If I Tell You The Truth by Jasmin Kaur | Thoughts

    Published on: 2021   ||   Format: ebook   ||   Location: Canada



One line review: When Kiran runs away from home to another country, to escape her rapist, she doesn't realize how long it is going to take her to feel like herself again. 

☆ ☆ ☆ ☆

 

“Passports and boarding passes, please,” drawls the blond, goateed man, towering a foot above us both. I pass him both my and Mom’s documents and attempt the smile that every person of color has mastered. The one that reads, I’m thoroughly nonthreatening. Please don’t pull me aside and racially profile me.


Thoughts:

I can't remember how I found this book or why I chose to read it. It was available on my library's Overdrive catalog and I'm glad I made the time to read it.

If I Tell You the Truth tells the story of Kiran's arrival in Canada as a pregnant graduate student, though in reality, she was also running away from her rapist back home in India. When she makes the decision to have the child, her parents abandon her, and with that, she realizes that it is up to her to make ends meet in this foreign country, where the only family she had, also rejected her. Very soon, she drops out of school and tries to find work, but this is easier said than done for an undocumented person. 
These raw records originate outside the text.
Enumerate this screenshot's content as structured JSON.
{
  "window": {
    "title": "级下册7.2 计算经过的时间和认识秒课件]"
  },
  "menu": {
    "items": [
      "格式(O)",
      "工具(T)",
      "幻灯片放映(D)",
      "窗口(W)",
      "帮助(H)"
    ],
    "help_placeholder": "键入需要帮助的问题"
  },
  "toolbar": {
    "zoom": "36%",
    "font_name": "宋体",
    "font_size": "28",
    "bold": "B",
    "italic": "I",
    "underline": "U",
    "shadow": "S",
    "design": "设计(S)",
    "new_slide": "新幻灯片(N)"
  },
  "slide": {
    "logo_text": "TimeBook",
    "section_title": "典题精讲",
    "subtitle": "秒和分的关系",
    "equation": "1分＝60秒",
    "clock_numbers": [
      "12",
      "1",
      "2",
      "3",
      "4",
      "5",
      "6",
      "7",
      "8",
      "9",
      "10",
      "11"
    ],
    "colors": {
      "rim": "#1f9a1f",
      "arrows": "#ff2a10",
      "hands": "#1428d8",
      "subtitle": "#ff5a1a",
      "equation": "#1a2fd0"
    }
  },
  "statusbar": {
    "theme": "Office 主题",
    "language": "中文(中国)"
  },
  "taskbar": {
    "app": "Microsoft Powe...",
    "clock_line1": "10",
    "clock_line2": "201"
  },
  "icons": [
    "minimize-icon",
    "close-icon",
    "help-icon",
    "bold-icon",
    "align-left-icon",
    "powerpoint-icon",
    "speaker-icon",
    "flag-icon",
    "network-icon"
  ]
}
Although the book starts with Kiran's story, it very soon skips to her daughter, Sahaara's POV. Growing up, Sahaara had no idea of the terrors in her mother's past and it will be years before she learns about any of it, but these two facts - that her mother was raped and that she had no legal status in Canada - would somehow define both Kiran's and Sahaara's lives for many years. As a pregnant student new to the country, Kiran was lucky to meet Joti, who will be her friend for life, ally, and aunt/close friend to Sahaara. When all doors close, it is Joti's that stays open. But other than Joti's friendship and her daughter's love, there is not a lot that works in Kiran's favor. Her attempts to repair her status falls through and since then, she stays mostly in hiding. 

When teen Sahaara learns about all this, she wants to help but isn't sure how. When she has to choose between two diverging options - one that could guarantee her mother's stay in Canada and the other that will put her on the path of her dream career, she feels guilty that she doesn't know which is the right one. But it is the sinking feeling that comes with the knowledge of the rape that sends her in a spiral - she finds it hard to get past her conviction that she is the product of a violent moment.

If it isn't clear yet, this book has several trigger warnings - sexual assault, immigrant trauma, police brutality, domestic violence, and depression. There were parts that were painful to read but the author does a great job handling the characters and their various situations with respect. Things often go wrong for them, as they tend to for sexual assault survivors and undocumented immigrants but when they get an opportunity to speak up, they take the stage. The #metoo movement is featured as well and I appreciated that there is a focus on survivors of various social and economic situations as well. 

The most intriguing part of this book is its format - it is part poetry, part prose, and part illustrations. The flow between the forms is very deftly done and I couldn't decide if I preferred any particular form better. They all had their place and blended well. For the heavy subject matter that's covered in this book, the use of three different styles to express grief, pain, and sometimes victory, is very apt. I also appreciated that the author didn't try to tie everything with a nice bow so the experiences in the book did feel very realistic.


Have you read a book that mixes different writing forms?